Christiansen Morten Krogh, Nyegaard Mette, Larsen Sanne Bøjet, Grove Erik Lerkevang, Würtz Morten, Neergaard-Petersen Søs, Hvas Anne-Mette, Jensen Henrik Kjærulf, Kristensen Steen Dalby
Department of Cardiology, Aarhus University Hospital, Aarhus, Denmark; Faculty of Health, Institute of Clinical Medicine, Aarhus University, Aarhus, Denmark.
Department of Biomedicine, Aarhus University, Aarhus, Denmark.
Int J Cardiol. 2017 Aug 15;241:411-416. doi: 10.1016/j.ijcard.2017.04.045. Epub 2017 Apr 19.

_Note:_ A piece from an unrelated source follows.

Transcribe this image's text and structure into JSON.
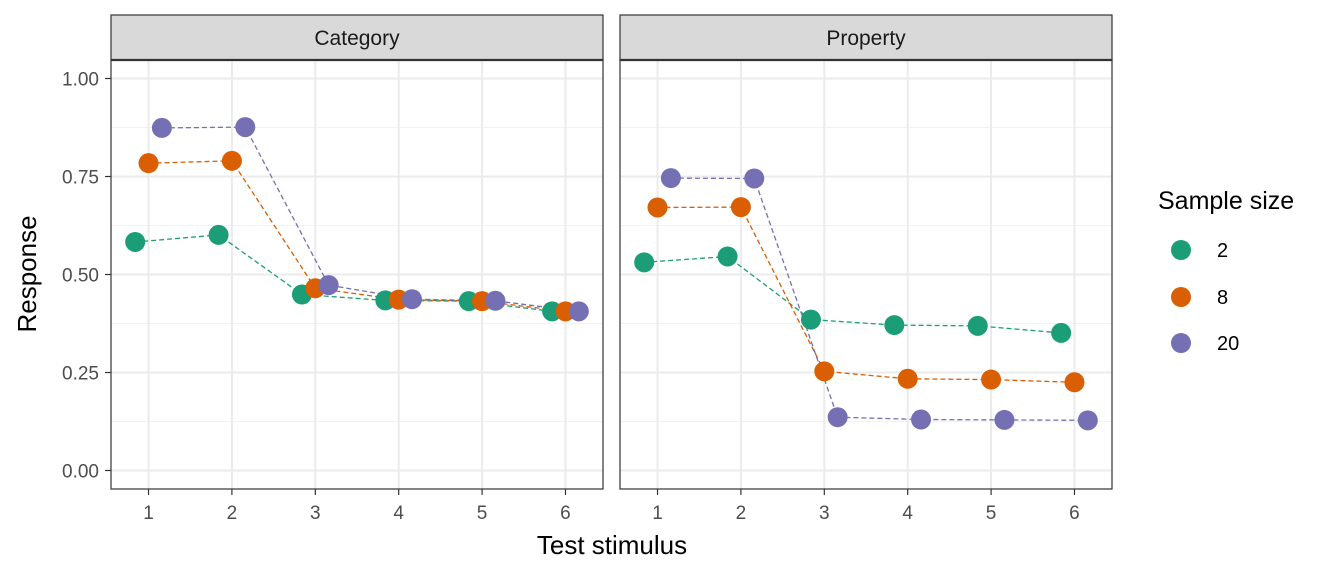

Genetic risk scores (GRSs) may predict cardiovascular risk in community-based populations. However, studies investigating the association with recurrent cardiovascular events in patients with established coronary artery disease (CAD) are conflicting.
We genotyped 879 patients with high-risk stable CAD and created a GRS based on 45 single nucleotide polymorphisms previously reported to be associated with CAD in genome-wide association studies. Patients were categorised into high or low GRS according to the median GRS and followed for recurrent cardiovascular events using national Danish registries. The primary endpoint was a composite of myocardial infarction, coronary revascularisation, and cardiovascular death.

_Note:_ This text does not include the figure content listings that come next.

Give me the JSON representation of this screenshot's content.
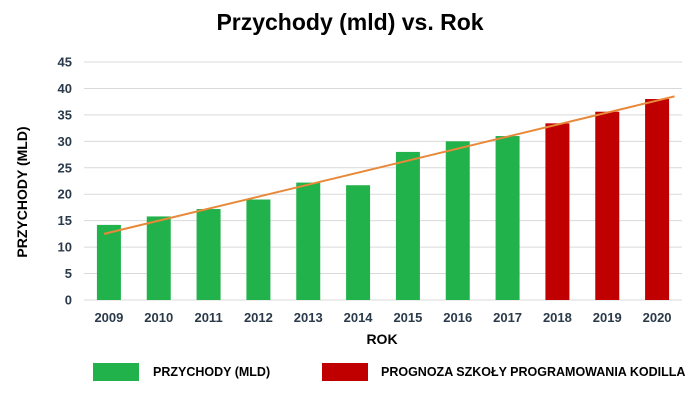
{
  "chart_data": {
    "type": "bar",
    "title": "Przychody (mld) vs. Rok",
    "xlabel": "ROK",
    "ylabel": "PRZYCHODY (MLD)",
    "ylim": [
      0,
      45
    ],
    "yticks": [
      0,
      5,
      10,
      15,
      20,
      25,
      30,
      35,
      40,
      45
    ],
    "grid": true,
    "categories": [
      "2009",
      "2010",
      "2011",
      "2012",
      "2013",
      "2014",
      "2015",
      "2016",
      "2017",
      "2018",
      "2019",
      "2020"
    ],
    "series": [
      {
        "name": "PRZYCHODY (MLD)",
        "color": "#21b24b",
        "values": [
          14.2,
          15.8,
          17.2,
          19.0,
          22.2,
          21.7,
          28.0,
          30.0,
          31.0,
          null,
          null,
          null
        ]
      },
      {
        "name": "PROGNOZA SZKOŁY PROGRAMOWANIA KODILLA",
        "color": "#c00000",
        "values": [
          null,
          null,
          null,
          null,
          null,
          null,
          null,
          null,
          null,
          33.4,
          35.6,
          38.0
        ]
      }
    ],
    "trendline": {
      "color": "#e8893a",
      "start": 12.5,
      "end": 38.5
    },
    "legend_position": "bottom"
  }
}
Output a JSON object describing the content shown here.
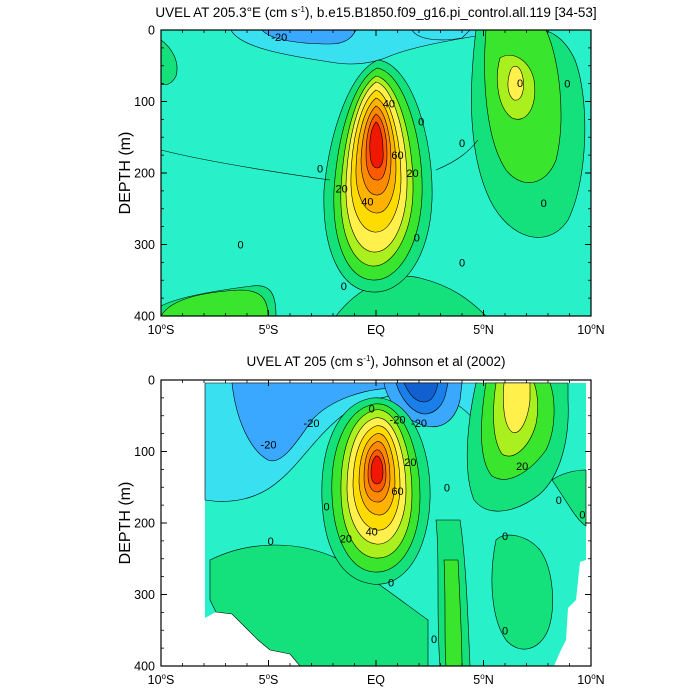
{
  "chart_data": [
    {
      "type": "contour",
      "title": "UVEL AT 205.3°E (cm s",
      "title_sup": "-1",
      "title_tail": "), b.e15.B1850.f09_g16.pi_control.all.119 [34-53]",
      "ylabel": "DEPTH (m)",
      "xlabel": "",
      "xlim": [
        -10,
        10
      ],
      "ylim": [
        0,
        400
      ],
      "y_reversed": true,
      "x_ticks": [
        {
          "v": -10,
          "label": "10",
          "unit": "S"
        },
        {
          "v": -5,
          "label": "5",
          "unit": "S"
        },
        {
          "v": 0,
          "label": "EQ",
          "unit": ""
        },
        {
          "v": 5,
          "label": "5",
          "unit": "N"
        },
        {
          "v": 10,
          "label": "10",
          "unit": "N"
        }
      ],
      "y_ticks": [
        0,
        100,
        200,
        300,
        400
      ],
      "contour_labels": [
        {
          "text": "-20",
          "x": -4.5,
          "y": 10
        },
        {
          "text": "40",
          "x": 0.6,
          "y": 103
        },
        {
          "text": "60",
          "x": 1.0,
          "y": 175
        },
        {
          "text": "20",
          "x": -1.6,
          "y": 222
        },
        {
          "text": "40",
          "x": -0.4,
          "y": 240
        },
        {
          "text": "20",
          "x": 1.7,
          "y": 200
        },
        {
          "text": "0",
          "x": -2.6,
          "y": 194
        },
        {
          "text": "0",
          "x": 2.1,
          "y": 128
        },
        {
          "text": "0",
          "x": 4.0,
          "y": 158
        },
        {
          "text": "0",
          "x": 6.7,
          "y": 74
        },
        {
          "text": "0",
          "x": 8.9,
          "y": 75
        },
        {
          "text": "0",
          "x": 7.8,
          "y": 242
        },
        {
          "text": "0",
          "x": 1.9,
          "y": 290
        },
        {
          "text": "0",
          "x": 4.0,
          "y": 325
        },
        {
          "text": "0",
          "x": -6.3,
          "y": 300
        },
        {
          "text": "0",
          "x": -1.5,
          "y": 358
        }
      ]
    },
    {
      "type": "contour",
      "title": "UVEL AT 205 (cm s",
      "title_sup": "-1",
      "title_tail": "), Johnson et al (2002)",
      "ylabel": "DEPTH (m)",
      "xlabel": "",
      "xlim": [
        -10,
        10
      ],
      "ylim": [
        0,
        400
      ],
      "y_reversed": true,
      "x_ticks": [
        {
          "v": -10,
          "label": "10",
          "unit": "S"
        },
        {
          "v": -5,
          "label": "5",
          "unit": "S"
        },
        {
          "v": 0,
          "label": "EQ",
          "unit": ""
        },
        {
          "v": 5,
          "label": "5",
          "unit": "N"
        },
        {
          "v": 10,
          "label": "10",
          "unit": "N"
        }
      ],
      "y_ticks": [
        0,
        100,
        200,
        300,
        400
      ],
      "contour_labels": [
        {
          "text": "-20",
          "x": 1.0,
          "y": 55
        },
        {
          "text": "-20",
          "x": 2.0,
          "y": 60
        },
        {
          "text": "0",
          "x": -0.2,
          "y": 40
        },
        {
          "text": "20",
          "x": 1.6,
          "y": 115
        },
        {
          "text": "60",
          "x": 1.0,
          "y": 155
        },
        {
          "text": "40",
          "x": -0.2,
          "y": 212
        },
        {
          "text": "20",
          "x": -1.4,
          "y": 222
        },
        {
          "text": "0",
          "x": 3.3,
          "y": 150
        },
        {
          "text": "-20",
          "x": -5.0,
          "y": 90
        },
        {
          "text": "-20",
          "x": -3.0,
          "y": 60
        },
        {
          "text": "20",
          "x": 6.8,
          "y": 120
        },
        {
          "text": "0",
          "x": -2.3,
          "y": 177
        },
        {
          "text": "0",
          "x": -4.9,
          "y": 225
        },
        {
          "text": "0",
          "x": 0.7,
          "y": 283
        },
        {
          "text": "0",
          "x": 2.7,
          "y": 362
        },
        {
          "text": "0",
          "x": 6.0,
          "y": 218
        },
        {
          "text": "0",
          "x": 8.5,
          "y": 168
        },
        {
          "text": "0",
          "x": 9.6,
          "y": 188
        },
        {
          "text": "0",
          "x": 6.0,
          "y": 350
        }
      ]
    }
  ],
  "colors": {
    "band_m30": "#1a7fe8",
    "band_m20": "#3aa8ff",
    "band_m10": "#38e0f0",
    "band_0": "#28f0c8",
    "band_10": "#14e07c",
    "band_20": "#39e62d",
    "band_30": "#aaf01e",
    "band_40": "#fff04c",
    "band_50": "#ffdc00",
    "band_60": "#ffb300",
    "band_70": "#ff8a00",
    "band_80": "#ff5a00",
    "band_90": "#f01800"
  }
}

Median (interquartile range) follow-up time was 2.8 (2.4-3.8)years. The cumulative incidence proportions of the primary endpoint at 1 and 3years were 6.4% and 11.5% in high-GRS patients vs. 2.5% and 7.3% in low-GRS patients. The corresponding relative risks were 2.56 (95% confidence interval (CI) 1.29-5.07), and 1.57 (95% CI 1.02-2.44). The adjusted hazard ratio (HR) of the primary endpoint was 1.50 (95% CI 1.00-2.25). The most pronounced effect of a high GRS was observed on coronary revascularisations (adjusted HR 2.10 [95% CI 1.08-4.07]). Risks of cardiovascular death (adjusted HR 1.07 [95% CI 0.46-2.48]) and all-cause death (adjusted HR 1.15 [95% CI 0.65-2.03]) were unaffected.

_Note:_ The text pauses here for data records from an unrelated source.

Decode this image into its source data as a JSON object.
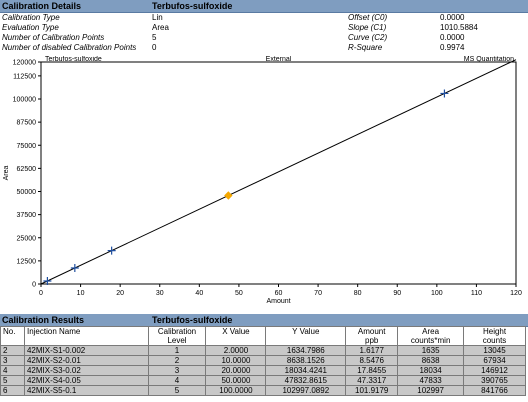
{
  "details": {
    "header_label": "Calibration Details",
    "compound": "Terbufos-sulfoxide",
    "rows": [
      {
        "label": "Calibration Type",
        "value": "Lin",
        "param": "Offset (C0)",
        "param_value": "0.0000"
      },
      {
        "label": "Evaluation Type",
        "value": "Area",
        "param": "Slope (C1)",
        "param_value": "1010.5884"
      },
      {
        "label": "Number of Calibration Points",
        "value": "5",
        "param": "Curve (C2)",
        "param_value": "0.0000"
      },
      {
        "label": "Number of disabled Calibration Points",
        "value": "0",
        "param": "R-Square",
        "param_value": "0.9974"
      }
    ]
  },
  "chart_data": {
    "type": "scatter",
    "title_left": "Terbufos-sulfoxide",
    "title_center": "External",
    "title_right": "MS Quantitation",
    "xlabel": "Amount",
    "ylabel": "Area",
    "xlim": [
      0,
      120
    ],
    "ylim": [
      0,
      120000
    ],
    "xticks": [
      0,
      10,
      20,
      30,
      40,
      50,
      60,
      70,
      80,
      90,
      100,
      110,
      120
    ],
    "yticks": [
      0,
      12500,
      25000,
      37500,
      50000,
      62500,
      75000,
      87500,
      100000,
      112500,
      120000
    ],
    "fit_line": {
      "slope": 1010.5884,
      "offset": 0
    },
    "points": [
      {
        "x": 1.6177,
        "y": 1635,
        "marker": "plus",
        "color": "#1f4fa0"
      },
      {
        "x": 8.5476,
        "y": 8638,
        "marker": "plus",
        "color": "#1f4fa0"
      },
      {
        "x": 17.8455,
        "y": 18034,
        "marker": "plus",
        "color": "#1f4fa0"
      },
      {
        "x": 47.3317,
        "y": 47833,
        "marker": "diamond",
        "color": "#f5a800"
      },
      {
        "x": 101.9179,
        "y": 102997,
        "marker": "plus",
        "color": "#1f4fa0"
      }
    ]
  },
  "results": {
    "header_label": "Calibration Results",
    "compound": "Terbufos-sulfoxide",
    "columns": [
      "No.",
      "Injection Name",
      "Calibration\nLevel",
      "X Value",
      "Y Value",
      "Amount\nppb",
      "Area\ncounts*min",
      "Height\ncounts"
    ],
    "rows": [
      [
        "2",
        "42MIX-S1-0.002",
        "1",
        "2.0000",
        "1634.7986",
        "1.6177",
        "1635",
        "13045"
      ],
      [
        "3",
        "42MIX-S2-0.01",
        "2",
        "10.0000",
        "8638.1526",
        "8.5476",
        "8638",
        "67934"
      ],
      [
        "4",
        "42MIX-S3-0.02",
        "3",
        "20.0000",
        "18034.4241",
        "17.8455",
        "18034",
        "146912"
      ],
      [
        "5",
        "42MIX-S4-0.05",
        "4",
        "50.0000",
        "47832.8615",
        "47.3317",
        "47833",
        "390765"
      ],
      [
        "6",
        "42MIX-S5-0.1",
        "5",
        "100.0000",
        "102997.0892",
        "101.9179",
        "102997",
        "841766"
      ]
    ]
  }
}
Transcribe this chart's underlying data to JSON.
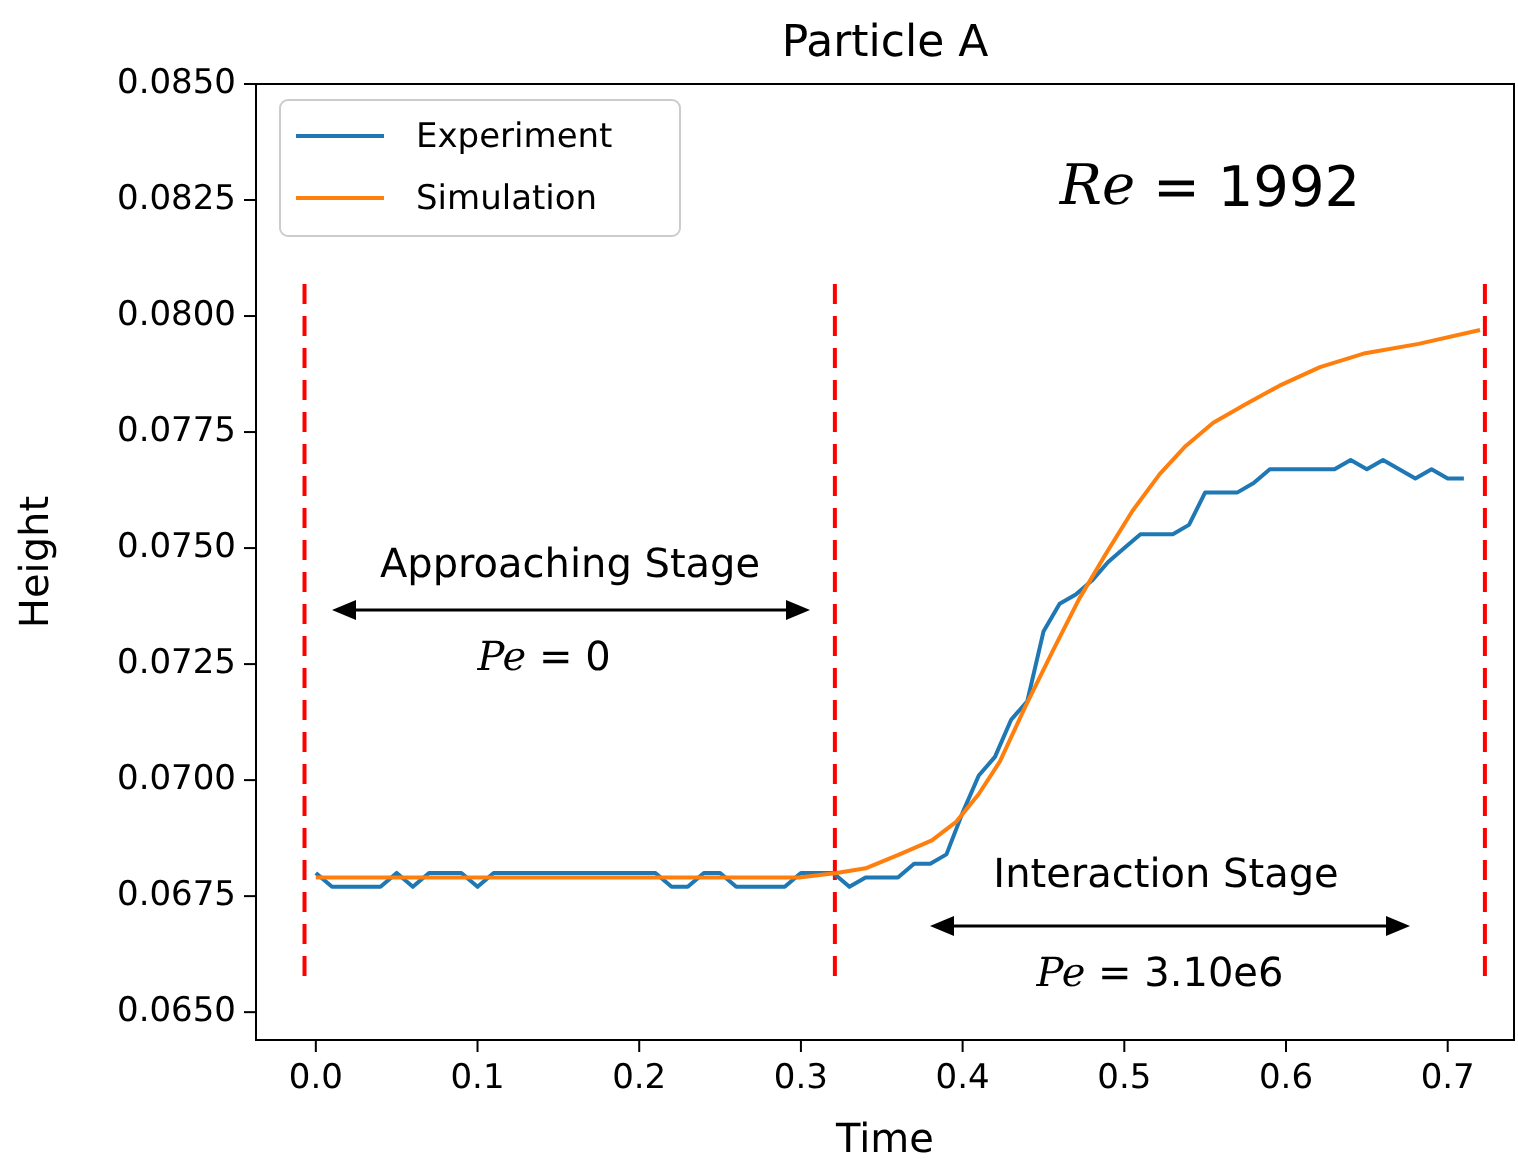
{
  "chart_data": {
    "type": "line",
    "title": "Particle A",
    "xlabel": "Time",
    "ylabel": "Height",
    "xlim": [
      -0.037,
      0.741
    ],
    "ylim": [
      0.0644,
      0.085
    ],
    "xticks": [
      {
        "value": 0,
        "label": "0.0"
      },
      {
        "value": 0.1,
        "label": "0.1"
      },
      {
        "value": 0.2,
        "label": "0.2"
      },
      {
        "value": 0.3,
        "label": "0.3"
      },
      {
        "value": 0.4,
        "label": "0.4"
      },
      {
        "value": 0.5,
        "label": "0.5"
      },
      {
        "value": 0.6,
        "label": "0.6"
      },
      {
        "value": 0.7,
        "label": "0.7"
      }
    ],
    "yticks": [
      {
        "value": 0.065,
        "label": "0.0650"
      },
      {
        "value": 0.0675,
        "label": "0.0675"
      },
      {
        "value": 0.07,
        "label": "0.0700"
      },
      {
        "value": 0.0725,
        "label": "0.0725"
      },
      {
        "value": 0.075,
        "label": "0.0750"
      },
      {
        "value": 0.0775,
        "label": "0.0775"
      },
      {
        "value": 0.08,
        "label": "0.0800"
      },
      {
        "value": 0.0825,
        "label": "0.0825"
      },
      {
        "value": 0.085,
        "label": "0.0850"
      }
    ],
    "grid": false,
    "legend": "top left",
    "marker": "none",
    "line_style": "solid",
    "series": [
      {
        "name": "Experiment",
        "color": "#1f77b4",
        "x": [
          0,
          0.01,
          0.02,
          0.03,
          0.04,
          0.05,
          0.06,
          0.07,
          0.08,
          0.09,
          0.1,
          0.11,
          0.12,
          0.13,
          0.14,
          0.15,
          0.16,
          0.17,
          0.18,
          0.19,
          0.2,
          0.21,
          0.22,
          0.23,
          0.24,
          0.25,
          0.26,
          0.27,
          0.28,
          0.29,
          0.3,
          0.31,
          0.32,
          0.33,
          0.34,
          0.35,
          0.36,
          0.37,
          0.38,
          0.39,
          0.4,
          0.41,
          0.42,
          0.43,
          0.44,
          0.45,
          0.46,
          0.47,
          0.48,
          0.49,
          0.5,
          0.51,
          0.52,
          0.53,
          0.54,
          0.55,
          0.56,
          0.57,
          0.58,
          0.59,
          0.6,
          0.61,
          0.62,
          0.63,
          0.64,
          0.65,
          0.66,
          0.67,
          0.68,
          0.69,
          0.7,
          0.71
        ],
        "values": [
          0.068,
          0.0677,
          0.0677,
          0.0677,
          0.0677,
          0.068,
          0.0677,
          0.068,
          0.068,
          0.068,
          0.0677,
          0.068,
          0.068,
          0.068,
          0.068,
          0.068,
          0.068,
          0.068,
          0.068,
          0.068,
          0.068,
          0.068,
          0.0677,
          0.0677,
          0.068,
          0.068,
          0.0677,
          0.0677,
          0.0677,
          0.0677,
          0.068,
          0.068,
          0.068,
          0.0677,
          0.0679,
          0.0679,
          0.0679,
          0.0682,
          0.0682,
          0.0684,
          0.0693,
          0.0701,
          0.0705,
          0.0713,
          0.0717,
          0.0732,
          0.0738,
          0.074,
          0.0743,
          0.0747,
          0.075,
          0.0753,
          0.0753,
          0.0753,
          0.0755,
          0.0762,
          0.0762,
          0.0762,
          0.0764,
          0.0767,
          0.0767,
          0.0767,
          0.0767,
          0.0767,
          0.0769,
          0.0767,
          0.0769,
          0.0767,
          0.0765,
          0.0767,
          0.0765,
          0.0765
        ]
      },
      {
        "name": "Simulation",
        "color": "#ff7f0e",
        "x": [
          0,
          0.1,
          0.2,
          0.299,
          0.322,
          0.34,
          0.361,
          0.381,
          0.396,
          0.41,
          0.423,
          0.439,
          0.456,
          0.472,
          0.489,
          0.505,
          0.522,
          0.538,
          0.555,
          0.575,
          0.596,
          0.621,
          0.649,
          0.682,
          0.72
        ],
        "values": [
          0.0679,
          0.0679,
          0.0679,
          0.0679,
          0.068,
          0.0681,
          0.0684,
          0.0687,
          0.0691,
          0.0697,
          0.0704,
          0.0716,
          0.0728,
          0.0739,
          0.0749,
          0.0758,
          0.0766,
          0.0772,
          0.0777,
          0.0781,
          0.0785,
          0.0789,
          0.0792,
          0.0794,
          0.0797
        ]
      }
    ],
    "ref_lines": [
      {
        "axis": "x",
        "value": -0.007,
        "color": "#ff0000",
        "line_style": "dashed"
      },
      {
        "axis": "x",
        "value": 0.321,
        "color": "#ff0000",
        "line_style": "dashed"
      },
      {
        "axis": "x",
        "value": 0.723,
        "color": "#ff0000",
        "line_style": "dashed"
      }
    ],
    "annotations": [
      "Re = 1992",
      "Approaching Stage",
      "Pe = 0",
      "Interaction Stage",
      "Pe = 3.10e6"
    ]
  }
}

A GRS predicts recurrent cardiovascular events in high-risk stable CAD patients. The observed effect was mainly driven by coronary revascularisations.
遗传风险评分(GRSs)可能预测社区人群的心血管风险。然而,关于其与已确诊冠心病(CAD)患者心血管事件复发之间关联的研究结果相互矛盾。
我们对879例高危稳定型CAD患者进行基因分型,并基于此前在全基因组关联研究中报道的与CAD相关的45个单核苷酸多态性创建了一个GRS。根据GRS中位数将患者分为高GRS组或低GRS组,并利用丹麦国家登记系统对心血管事件复发情况进行随访。主要终点是心肌梗死、冠状动脉血运重建和心血管死亡的复合终点。
中位(四分位间距)随访时间为2.8(2.4 - 3.8)年。高GRS组患者1年和3年时主要终点的累积发生率分别为6.4%和11.5%,而低GRS组患者分别为2.5%和7.3%。相应的相对风险分别为2.56(95%置信区间[CI] 1.29 - 5.07)和1.57(95% CI 1.02 - 2.44)。主要终点的校正风险比(HR)为1.50(95% CI 1.00 - 2.25)。高GRS对冠状动脉血运重建的影响最为显著(校正HR 2.10 [95% CI 1.08 - 4.07])。心血管死亡风险(校正HR 1.07 [95% CI 0.46 - 2.48])和全因死亡风险(校正HR 1.15 [95% CI 0.65 - 2.03])未受影响。
GRS可预测高危稳定型CAD患者的心血管事件复发。观察到的效应主要由冠状动脉血运重建驱动。